M. Moddle répondit avec un regard sombre :

« Les cochers en seraient bien fâchés !

– Voulez-vous dire… ? commença Tom.

– Je veux dire qu’il y a des hommes qui ne peuvent réussir à se faire écraser, dit Moddle avec un rire creux. Ils ont la vie rivée dans le corps. Les tombereaux de charbon de terre reculent devant eux, et même les cabriolets refusent de leur passer sur le ventre. Oui ! dit Auguste, en remarquant l’étonnement de Tom, il y en a d’aucuns, et j’ai un de mes amis dans ce cas-là.

– Ma parole d’honneur, pensa Tom, ce jeune homme est dans un état d’esprit très-inquiétant ! »

Il abandonna dès lors toute idée de conversation, et ne hasarda plus une parole ; mais il tint soigneusement le bras d’Auguste serré contre lui, de peur qu’il ne se précipitât au milieu de la chaussée, et que, cette tentative ayant plus de succès que les autres, il ne donnât à sa fiancée le spectacle d’un sacrifice hindou en petit. Tom avait si grand’peur qu’il ne commît cet attentat insensé, qu’il éprouva un véritable soulagement quand ils furent arrivés sans accident devant la maison de mistress Jonas Chuzzlewit.

« Montez, je vous prie, monsieur Pinch, dit miss Pecksniff à Tom qui s’arrêtait indécis à la porte.
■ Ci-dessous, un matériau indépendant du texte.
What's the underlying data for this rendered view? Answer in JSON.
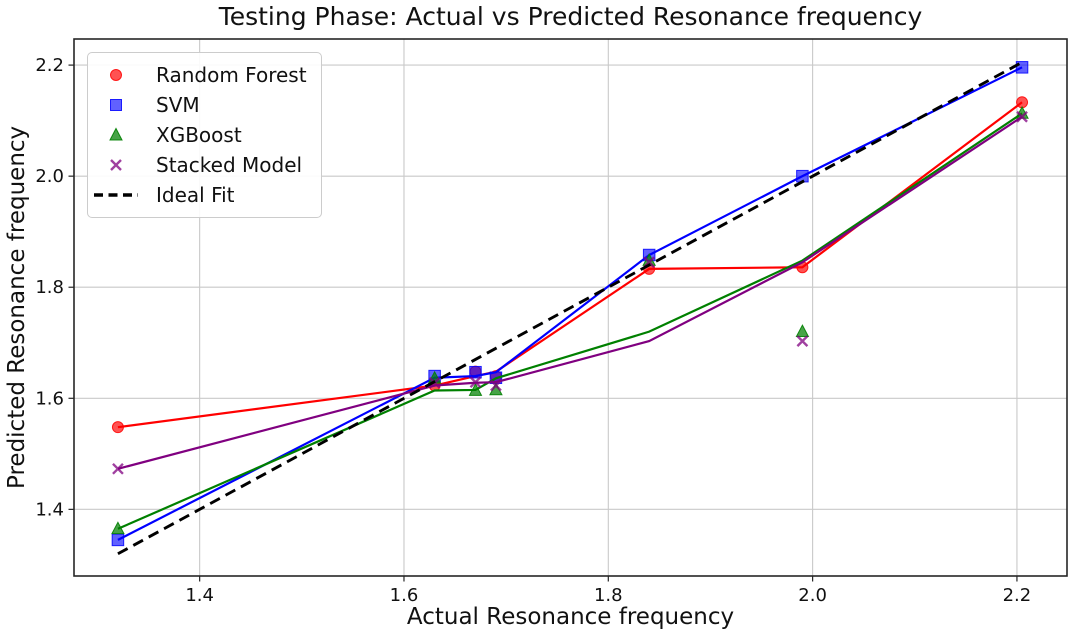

– Je ne sais pas trop si je serais le bienvenu, répondit Tom, ou plutôt je sais que je ne le serais pas. Il vaut mieux que je lui fasse dire un mot, je crois.

– Mais quelle folie ! répondit miss Pecksniff en tirant Tom à l’écart : quand je vous dis qu’il n’est pas à la maison, j’en suis sûre ; je sais qu’il n’y est pas ; et Merry ne se doute pas le moins du monde que vous ayez jamais…

– Non, interrompit Tom. Et je ne voudrais pas qu’elle le sût à aucun prix. Je suis déjà assez honteux de cette mauvaise affaire, je vous assure.

– Ah ! vraiment ! Ah ! bien alors, c’est que vous êtes très-modeste, voyez-vous, répondit en souriant miss Pecksniff. Mais montez, je vous en prie, si vous ne voulez pas qu’elle le sache, et que vous désiriez lui parler ; montez, je vous en prie. Miss Pinch, montez, je vous prie ; ne restez pas là. »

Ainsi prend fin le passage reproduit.